Richmond History Museum Hopes to Take a Step Toward the Future

By Nancy Deville


If you’re looking to learn more about Richmond’s storied past, an often overlooked historic building in the heart of the Iron Triangle may be a good place to start.

The Richmond Museum of History, adjacent to Nevin Park, boasts a collection that includes hundreds of pictures of the Kaiser Shipyard during its World War II heyday, an extensive newspaper collection and an actual Model A Ford that rolled off Ford’s Richmond assembly line in August 1931. It also has a ship.

The Richmond Museum Association, which owns the history museum, also owns the SS Red Oak Victory, a World War II cargo ship docked at the Port of Richmond. The Red Oak was built in the Kaiser Richmond Shipyard and came home to Richmond in the 1990s. It is still under restoration, but is open five days a week for tours. The museum host special events on the ship and plans to start cruising the bay once it’s fully restored.

But while the former Carnegie library building, at 400 Nevin Avenue, is rich with history, the museum is unbeknownst to many—including people that live within a few miles of it. Museum workers say it’s a struggle just to get visitors through the door. Considering the museum is a non-profit organization, which relies solely on the support of the community through annual paid memberships and fundraising—getting people in the door is key to its success.

“That’s one of our biggest challenges,” Melinda McCrary, Director and Curator at the Richmond Museum of History said of getting new visitors. “If I can get people to come here, I can make them proud about Richmond.”

We have a collection that allows you to see Richmond in a whole new light,” McCrary added. “There is a lot of really wonderful African American, Latino, Japanese and Chinese history here.”

McCrary hopes that the museum’s new leadership, coupled with a mix of potential new exhibits, will spur attendance. Like many local museums across the country, officials in Richmond are looking to make exhibits more interactive and participatory. There are also plans to take the museum experience into Richmond schools so students can learn about their city while studying American history. Sparking an interest among the younger generation is key, McCrary said, and expanding the collection to include high tech exhibits is crucial to igniting that spark.

“Our permanent exhibit is outdated, so I’m fundraising to start a chorological renovation,” McCrary said. “If you get kids in the museum while they’re young, they will be museum lovers for the rest of their life and they’ll also get the parents to come. This is how we are going to sustain ourselves.”

But, as Beth Javens, Executive Director of the Richmond Convention and Visitors Bureau, pointed out, attracting tourists to Richmond in general can be a challenge. Smaller cities are often at a disadvantage because they don’t have the capacity to bring in large events. In Richmond, a reputation for crime and attractions scattered around the city’s sprawling limits is also a drawback.
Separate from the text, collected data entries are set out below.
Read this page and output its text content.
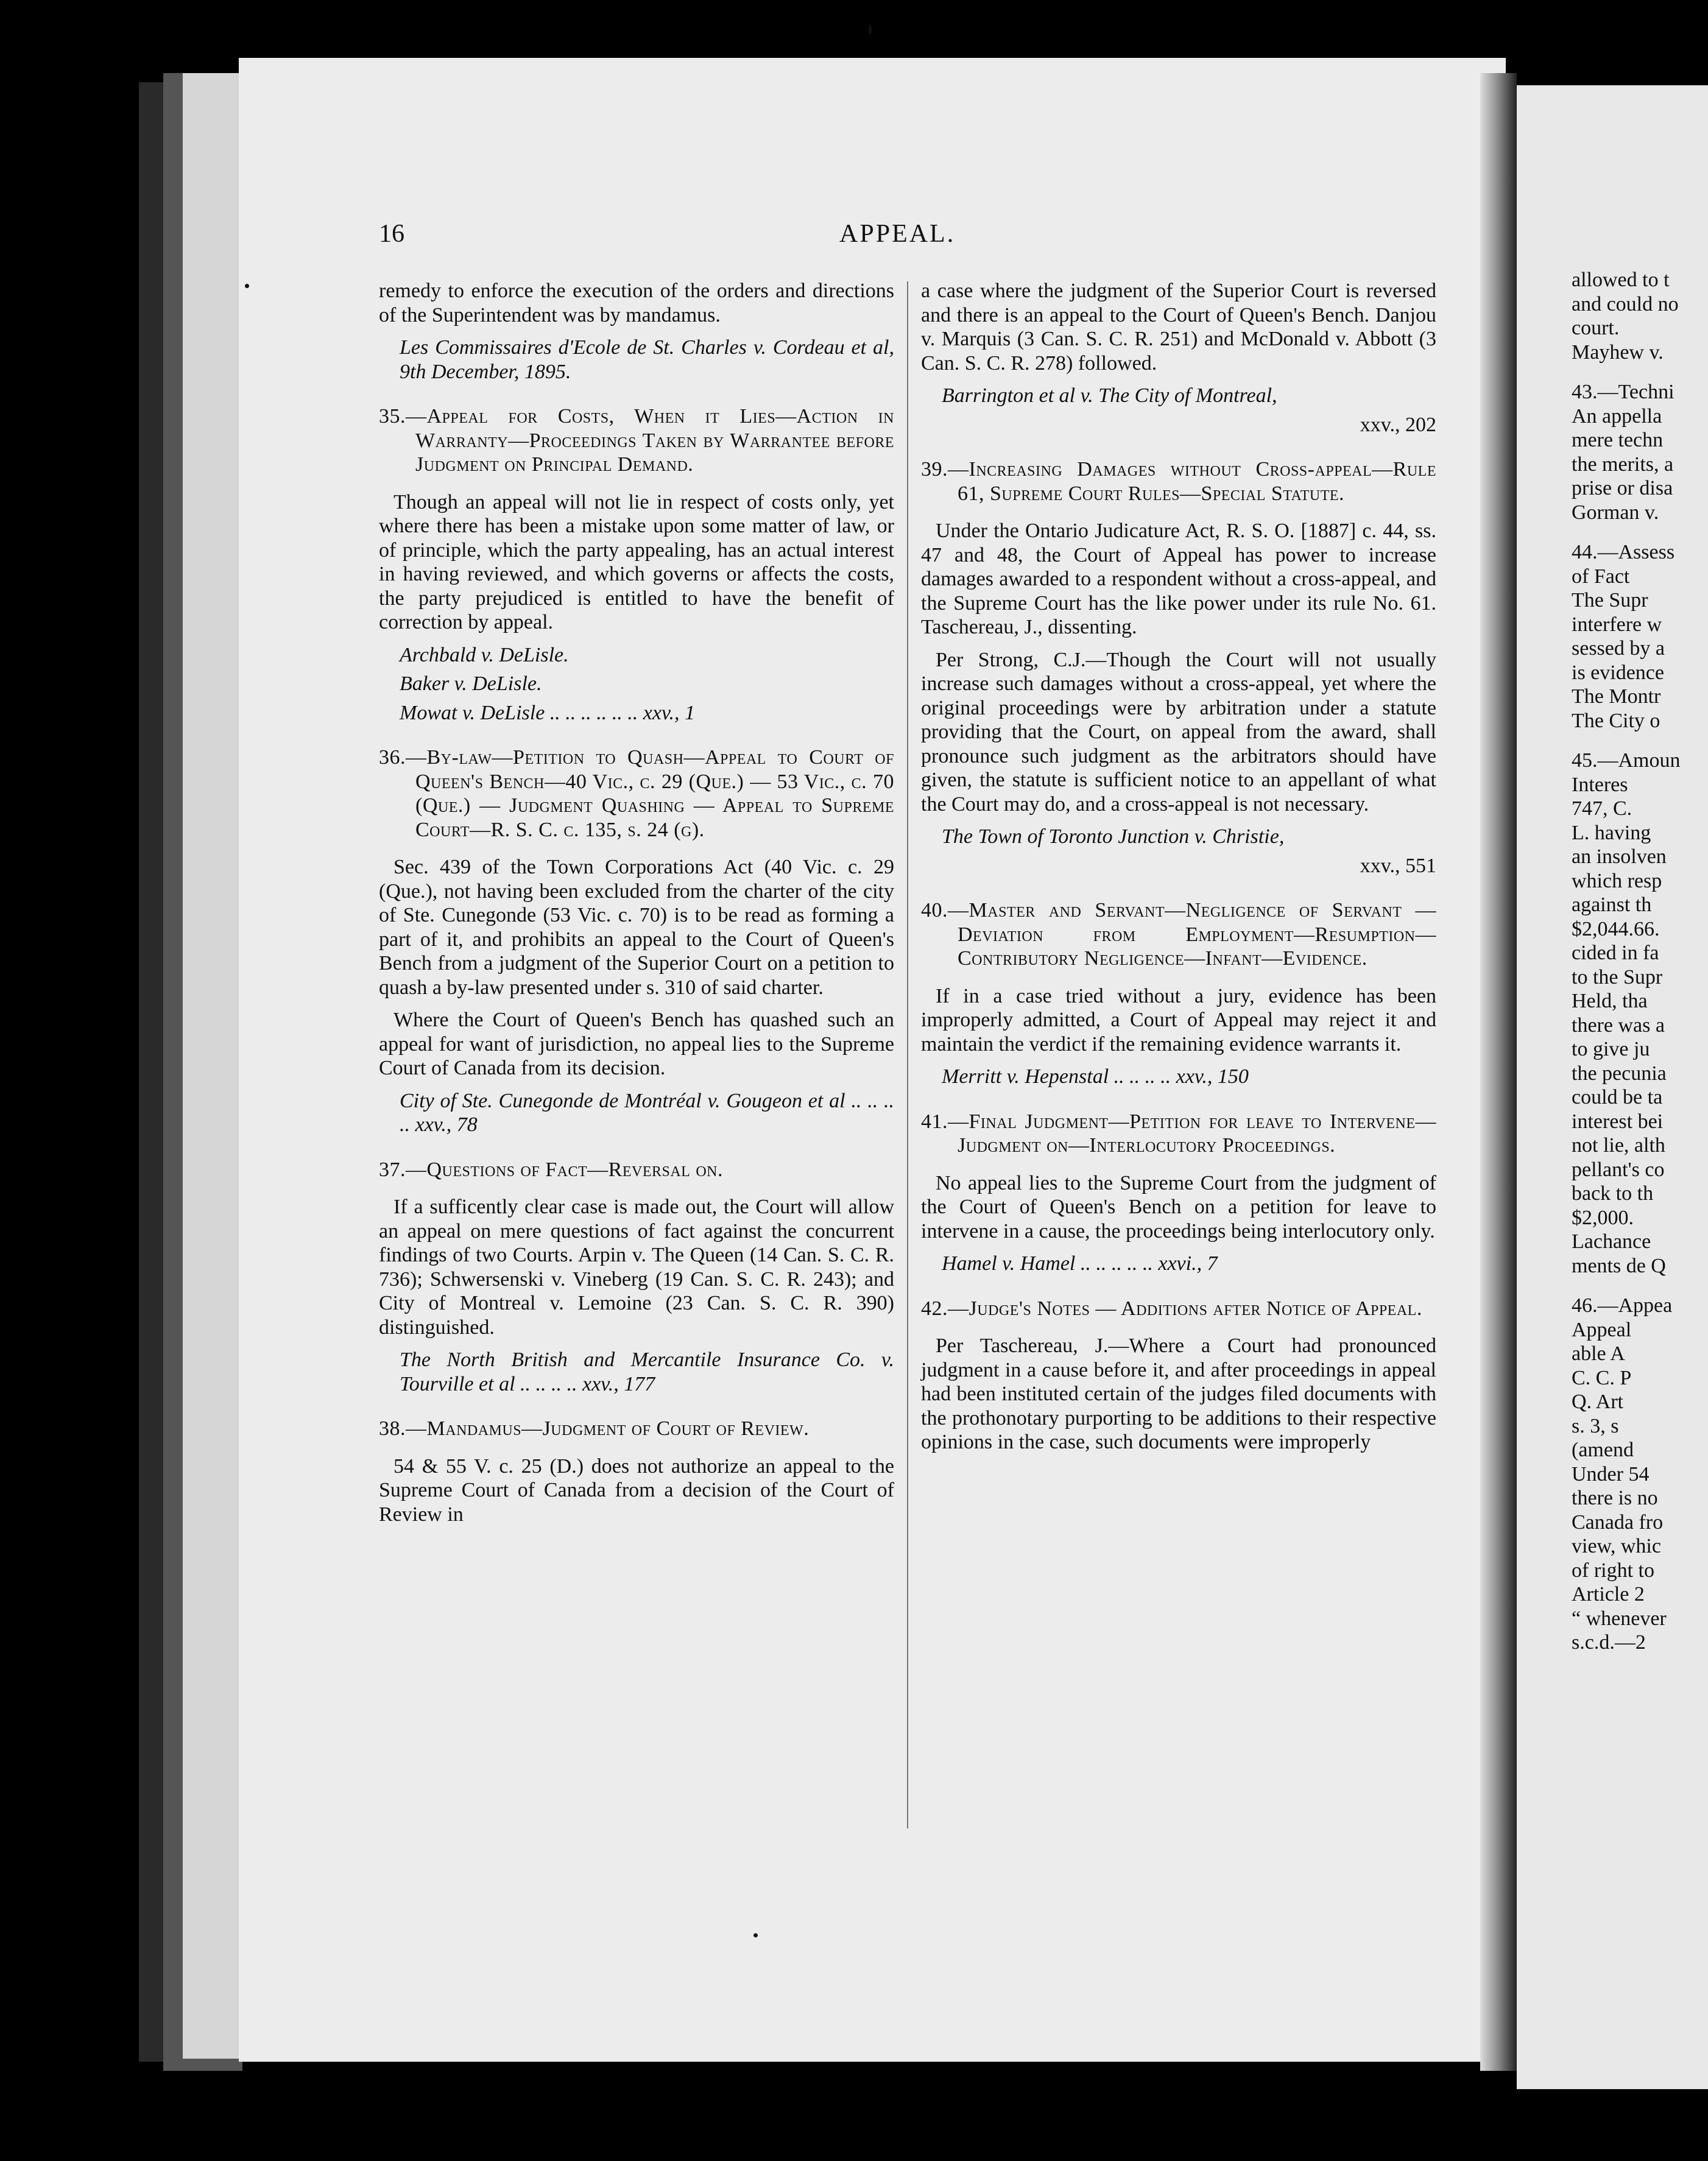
16	APPEAL.

remedy to enforce the execution of the orders and directions of the Superintendent was by mandamus.

Les Commissaires d'Ecole de St. Charles v. Cordeau et al, 9th December, 1895.
35.—Appeal for Costs, When it Lies—Action in Warranty—Proceedings Taken by Warrantee before Judgment on Principal Demand.

Though an appeal will not lie in respect of costs only, yet where there has been a mistake upon some matter of law, or of principle, which the party appealing, has an actual interest in having reviewed, and which governs or affects the costs, the party prejudiced is entitled to have the benefit of correction by appeal.

Archbald v. DeLisle.
Baker v. DeLisle.
Mowat v. DeLisle .. .. .. .. .. .. xxv., 1
36.—By-law—Petition to Quash—Appeal to Court of Queen's Bench—40 Vic., c. 29 (Que.) — 53 Vic., c. 70 (Que.) — Judgment Quashing — Appeal to Supreme Court—R. S. C. c. 135, s. 24 (g).

Sec. 439 of the Town Corporations Act (40 Vic. c. 29 (Que.), not having been excluded from the charter of the city of Ste. Cunegonde (53 Vic. c. 70) is to be read as forming a part of it, and prohibits an appeal to the Court of Queen's Bench from a judgment of the Superior Court on a petition to quash a by-law presented under s. 310 of said charter.

Where the Court of Queen's Bench has quashed such an appeal for want of jurisdiction, no appeal lies to the Supreme Court of Canada from its decision.

City of Ste. Cunegonde de Montréal v. Gougeon et al .. .. .. .. xxv., 78
37.—Questions of Fact—Reversal on.

If a sufficently clear case is made out, the Court will allow an appeal on mere questions of fact against the concurrent findings of two Courts. Arpin v. The Queen (14 Can. S. C. R. 736); Schwersenski v. Vineberg (19 Can. S. C. R. 243); and City of Montreal v. Lemoine (23 Can. S. C. R. 390) distinguished.

The North British and Mercantile Insurance Co. v. Tourville et al .. .. .. .. xxv., 177
38.—Mandamus—Judgment of Court of Review.

54 & 55 V. c. 25 (D.) does not authorize an appeal to the Supreme Court of Canada from a decision of the Court of Review in

a case where the judgment of the Superior Court is reversed and there is an appeal to the Court of Queen's Bench. Danjou v. Marquis (3 Can. S. C. R. 251) and McDonald v. Abbott (3 Can. S. C. R. 278) followed.

Barrington et al v. The City of Montreal,
xxv., 202
39.—Increasing Damages without Cross-appeal—Rule 61, Supreme Court Rules—Special Statute.

Under the Ontario Judicature Act, R. S. O. [1887] c. 44, ss. 47 and 48, the Court of Appeal has power to increase damages awarded to a respondent without a cross-appeal, and the Supreme Court has the like power under its rule No. 61. Taschereau, J., dissenting.

Per Strong, C.J.—Though the Court will not usually increase such damages without a cross-appeal, yet where the original proceedings were by arbitration under a statute providing that the Court, on appeal from the award, shall pronounce such judgment as the arbitrators should have given, the statute is sufficient notice to an appellant of what the Court may do, and a cross-appeal is not necessary.

The Town of Toronto Junction v. Christie,
xxv., 551
40.—Master and Servant—Negligence of Servant — Deviation from Employment—Resumption—Contributory Negligence—Infant—Evidence.

If in a case tried without a jury, evidence has been improperly admitted, a Court of Appeal may reject it and maintain the verdict if the remaining evidence warrants it.

Merritt v. Hepenstal .. .. .. .. xxv., 150
41.—Final Judgment—Petition for leave to Intervene—Judgment on—Interlocutory Proceedings.

No appeal lies to the Supreme Court from the judgment of the Court of Queen's Bench on a petition for leave to intervene in a cause, the proceedings being interlocutory only.

Hamel v. Hamel .. .. .. .. .. xxvi., 7
42.—Judge's Notes — Additions after Notice of Appeal.

Per Taschereau, J.—Where a Court had pronounced judgment in a cause before it, and after proceedings in appeal had been instituted certain of the judges filed documents with the prothonotary purporting to be additions to their respective opinions in the case, such documents were improperly

allowed to t
and could no
court.
Mayhew v.
43.—Techni
An appella
mere techn
the merits, a
prise or disa
Gorman v.
44.—Assess
of Fact
The Supr
interfere w
sessed by a
is evidence
The Montr
The City o
45.—Amoun
Interes
747, C.
L. having
an insolven
which resp
against th
$2,044.66.
cided in fa
to the Supr
Held, tha
there was a
to give ju
the pecunia
could be ta
interest bei
not lie, alth
pellant's co
back to th
$2,000.
Lachance
ments de Q
46.—Appea
Appeal
able A
C. C. P
Q. Art
s. 3, s
(amend
Under 54
there is no
Canada fro
view, whic
of right to
Article 2
“ whenever
s.c.d.—2
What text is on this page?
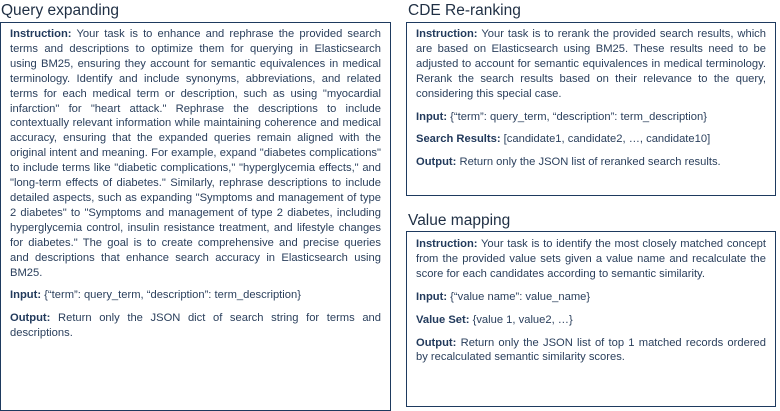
Query expanding

Instruction: Your task is to enhance and rephrase the provided search terms and descriptions to optimize them for querying in Elasticsearch using BM25, ensuring they account for semantic equivalences in medical terminology. Identify and include synonyms, abbreviations, and related terms for each medical term or description, such as using "myocardial infarction" for "heart attack." Rephrase the descriptions to include contextually relevant information while maintaining coherence and medical accuracy, ensuring that the expanded queries remain aligned with the original intent and meaning. For example, expand "diabetes complications" to include terms like "diabetic complications," "hyperglycemia effects," and "long-term effects of diabetes." Similarly, rephrase descriptions to include detailed aspects, such as expanding "Symptoms and management of type 2 diabetes" to "Symptoms and management of type 2 diabetes, including hyperglycemia control, insulin resistance treatment, and lifestyle changes for diabetes." The goal is to create comprehensive and precise queries and descriptions that enhance search accuracy in Elasticsearch using BM25.

Input: {“term”: query_term, “description”: term_description}

Output: Return only the JSON dict of search string for terms and descriptions.

CDE Re-ranking

Instruction: Your task is to rerank the provided search results, which are based on Elasticsearch using BM25. These results need to be adjusted to account for semantic equivalences in medical terminology. Rerank the search results based on their relevance to the query, considering this special case.

Input: {“term”: query_term, “description”: term_description}

Search Results: [candidate1, candidate2, …, candidate10]

Output: Return only the JSON list of reranked search results.

Value mapping

Instruction: Your task is to identify the most closely matched concept from the provided value sets given a value name and recalculate the score for each candidates according to semantic similarity.

Input: {“value name”: value_name}

Value Set: {value 1, value2, …}

Output: Return only the JSON list of top 1 matched records ordered by recalculated semantic similarity scores.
“We are working to change people’s opinions about Richmond,” Javens said.  “It makes it hard for people to get out there and want to explore because there is a fear factor.”

Javens said the Richmond CVB is working to schedule tours for travel writers to show off the city’s attractions. More tourists would also help spur the city’s sagging economy.

However, Javens said it’s not all bad news. “Once people come here they become advocates for our cause,” she said. “The Richmond Museum of History is a beautiful facility, we just have to work extra hard to get people to come to Richmond and visit it because it’s really great.”


If you go: The Richmond Museum of History, at 400 Nevin Ave., is open from 1-4 p.m. Wednesday-Sunday. Cost is $2 for adults, $1 seniors or students and kids under 12 are free.

The museum continually collects artifacts and photographs from current and former Richmond residents.